The neckline was the trickiest part and mine isn't perfect. I blame the drinks and aplomas. Luckily the slight asymmetry and odd hand stitch are not noticeable when worn, partly due to the gorgeous idea of the decorative bead, which also helps to hold the neckline in place. I need to tighten the thread holding the bead so it can't be seen. I did not add elastic to the hem, preferring to leave it loose.

So there we are, I'm dressed head to toe in silk charmeuse and I'm loving it! I wore this out last night to the opening of an art awards and exhibition where my Mum had a painting. I was elegance itself!

Thursday, 9 October 2014

I have a new boyfriend - meet Wyome

By Jove, I think I've got it! This is my third attempt at making Named Wyome jeans and this time I'm much happier (see attempt one and two here).

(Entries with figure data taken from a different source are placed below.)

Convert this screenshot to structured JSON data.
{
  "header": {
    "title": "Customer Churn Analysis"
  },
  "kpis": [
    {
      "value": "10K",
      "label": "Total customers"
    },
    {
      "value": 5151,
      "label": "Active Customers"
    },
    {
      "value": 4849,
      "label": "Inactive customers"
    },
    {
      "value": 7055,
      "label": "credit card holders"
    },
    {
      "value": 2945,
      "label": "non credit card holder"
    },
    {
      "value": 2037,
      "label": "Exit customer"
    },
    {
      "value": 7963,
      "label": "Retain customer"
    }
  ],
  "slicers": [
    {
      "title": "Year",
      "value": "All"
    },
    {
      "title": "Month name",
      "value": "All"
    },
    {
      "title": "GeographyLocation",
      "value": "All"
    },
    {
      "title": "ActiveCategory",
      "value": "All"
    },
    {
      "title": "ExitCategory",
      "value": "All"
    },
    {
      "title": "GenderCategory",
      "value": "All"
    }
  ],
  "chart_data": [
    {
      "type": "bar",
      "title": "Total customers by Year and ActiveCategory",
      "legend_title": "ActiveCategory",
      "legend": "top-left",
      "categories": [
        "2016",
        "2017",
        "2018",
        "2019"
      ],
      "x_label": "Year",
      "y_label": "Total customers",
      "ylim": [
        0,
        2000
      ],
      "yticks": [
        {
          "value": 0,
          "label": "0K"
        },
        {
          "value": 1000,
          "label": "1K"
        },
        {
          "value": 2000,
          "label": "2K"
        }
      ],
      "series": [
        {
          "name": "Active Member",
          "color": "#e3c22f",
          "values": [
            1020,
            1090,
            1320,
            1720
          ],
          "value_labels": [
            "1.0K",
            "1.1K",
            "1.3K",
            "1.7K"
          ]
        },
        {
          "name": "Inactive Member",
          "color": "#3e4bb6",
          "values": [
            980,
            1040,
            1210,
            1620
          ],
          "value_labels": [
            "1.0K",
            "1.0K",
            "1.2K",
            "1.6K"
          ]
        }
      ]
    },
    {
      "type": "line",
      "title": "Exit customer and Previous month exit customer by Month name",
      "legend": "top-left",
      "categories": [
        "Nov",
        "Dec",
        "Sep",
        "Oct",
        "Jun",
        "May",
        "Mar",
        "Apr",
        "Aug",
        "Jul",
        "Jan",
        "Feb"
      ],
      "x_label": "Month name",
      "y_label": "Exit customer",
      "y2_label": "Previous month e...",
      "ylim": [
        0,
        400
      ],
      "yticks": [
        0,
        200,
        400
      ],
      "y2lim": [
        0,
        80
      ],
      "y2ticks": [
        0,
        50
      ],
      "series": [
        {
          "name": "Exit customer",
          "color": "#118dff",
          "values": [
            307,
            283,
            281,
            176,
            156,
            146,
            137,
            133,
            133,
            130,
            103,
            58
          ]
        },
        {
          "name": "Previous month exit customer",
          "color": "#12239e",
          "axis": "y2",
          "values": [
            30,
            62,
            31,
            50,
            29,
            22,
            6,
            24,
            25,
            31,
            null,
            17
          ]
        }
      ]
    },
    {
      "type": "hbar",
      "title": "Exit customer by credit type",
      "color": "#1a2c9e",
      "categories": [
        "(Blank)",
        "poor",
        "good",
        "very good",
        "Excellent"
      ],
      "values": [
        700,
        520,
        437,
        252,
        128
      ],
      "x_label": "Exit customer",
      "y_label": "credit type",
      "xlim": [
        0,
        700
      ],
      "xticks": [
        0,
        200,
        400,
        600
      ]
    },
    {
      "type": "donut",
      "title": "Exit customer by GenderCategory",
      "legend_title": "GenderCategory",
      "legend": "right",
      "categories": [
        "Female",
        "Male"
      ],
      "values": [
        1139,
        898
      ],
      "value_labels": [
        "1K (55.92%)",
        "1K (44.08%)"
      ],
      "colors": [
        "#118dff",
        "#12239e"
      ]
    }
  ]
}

These were made from some lovely blue 100% linen from Spotlight, which I nabbed on sale for $15/m. I definitely think this beautiful fabric has helped with the success of these jeans, along with some other small changes described below.

Oops, cut a bit too close to the selvedge along the side there! That's because I was squeezing another pattern out of this fabric too. All will be revealed soon.

The most obvious change I made was to change the pockets to those from the Jamie jeans pattern. The Jamie pockets are larger and the placement is much higher. This detracts slightly from the boyfriendness of the Wyome style, but improves the look around the bum region. If you don't believe me, ask my sister.

I also changed the shape of the front crotch curve. The picture below shows the new curve (arrow) and the original curve (flap of paper). This is only a tiny change, but makes quite a difference to the fit. 

Happily I can report that camel toe is no longer an issue.

The other changes were to add 5cm to the leg length and to use a normal zip fly, instead of buttons. I don't know why I didn't use buttons. I think I went into autopilot and kind of forgot. I will try to remember buttons for a future pair.

The extra leg length means I can wear these down...

...or rolled up. I like them both ways, but rolled up is probably my preference. I didn't change the leg width at all.

I am rather thrilled with these jeans. The tweaks and twerks took a while to get right, but I think I appreciate the final result even more for the effort involved. Also, the linen will be perfect for summer. Yay for new boyfriends.